The substitution method helps simplify mathematical expressions by replacing variables with known values. This technique is widely used not only in algebra but also in calculus and other areas of mathematics.
Here's how it works:

• Identify the variables in the expression that need to be substituted.
• Replace each variable with its given value.

For example, in the given expression \(\frac{2y - 12}{x - 4}\), we substitute \(x=-5\) and \(y=-3\) into the expression. This results in \(\frac{2(-3) - 12}{-5 - 4}\). Substitution transforms complicated expressions into simpler numerical ones that are easier to evaluate.

When working with fractions, it is crucial to understand the parts of the fraction: the numerator and the denominator. These components play a fundamental role in fraction operations like addition, subtraction, multiplication, and division.
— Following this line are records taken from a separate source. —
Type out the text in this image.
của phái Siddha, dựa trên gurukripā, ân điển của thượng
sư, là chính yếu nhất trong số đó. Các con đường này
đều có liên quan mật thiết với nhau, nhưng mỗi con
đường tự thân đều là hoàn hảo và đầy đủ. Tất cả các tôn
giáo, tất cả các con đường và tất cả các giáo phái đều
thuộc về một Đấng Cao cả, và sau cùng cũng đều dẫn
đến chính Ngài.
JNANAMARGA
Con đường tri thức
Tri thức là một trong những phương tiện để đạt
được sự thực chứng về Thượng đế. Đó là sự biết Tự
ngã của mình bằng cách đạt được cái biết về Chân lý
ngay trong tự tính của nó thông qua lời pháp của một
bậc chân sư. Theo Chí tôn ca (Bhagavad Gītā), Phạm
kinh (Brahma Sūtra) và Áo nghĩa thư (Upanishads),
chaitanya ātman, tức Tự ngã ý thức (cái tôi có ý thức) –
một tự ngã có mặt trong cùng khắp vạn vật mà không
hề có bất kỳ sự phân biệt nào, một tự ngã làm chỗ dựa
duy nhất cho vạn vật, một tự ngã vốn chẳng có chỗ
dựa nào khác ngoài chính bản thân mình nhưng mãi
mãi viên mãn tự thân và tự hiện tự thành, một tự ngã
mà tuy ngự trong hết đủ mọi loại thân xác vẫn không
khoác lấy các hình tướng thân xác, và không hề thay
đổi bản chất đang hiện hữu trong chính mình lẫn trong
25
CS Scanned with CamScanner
• The numerator is the top part of a fraction and indicates how many parts we have.
• The denominator is the bottom part of a fraction and shows the total number of equal parts.

The expression \(\frac{2y - 12}{x - 4}\) has \(2y - 12\) as the numerator and \(x - 4\) as the denominator. After performing the substitutions, the simplified forms become \(-18\) and \(-9\) respectively.

Simplifying fractions involves reducing them to their simplest form, which means the numerator and the denominator have no common factors other than 1. This process makes the fraction more interpretable and easier to work with.
To simplify a fraction:

• Divide both the numerator and the denominator by their greatest common divisor (GCD).

In our example, after substitution and simplification, we get \(\frac{-18}{-9}\).
Both \(-18\) and \(-9\) are divisible by \(-9\). Therefore, the fraction simplifies to \(\frac{2}{1}\), or simply \(2\). This means the original complex-looking expression evaluates to a straightforward number.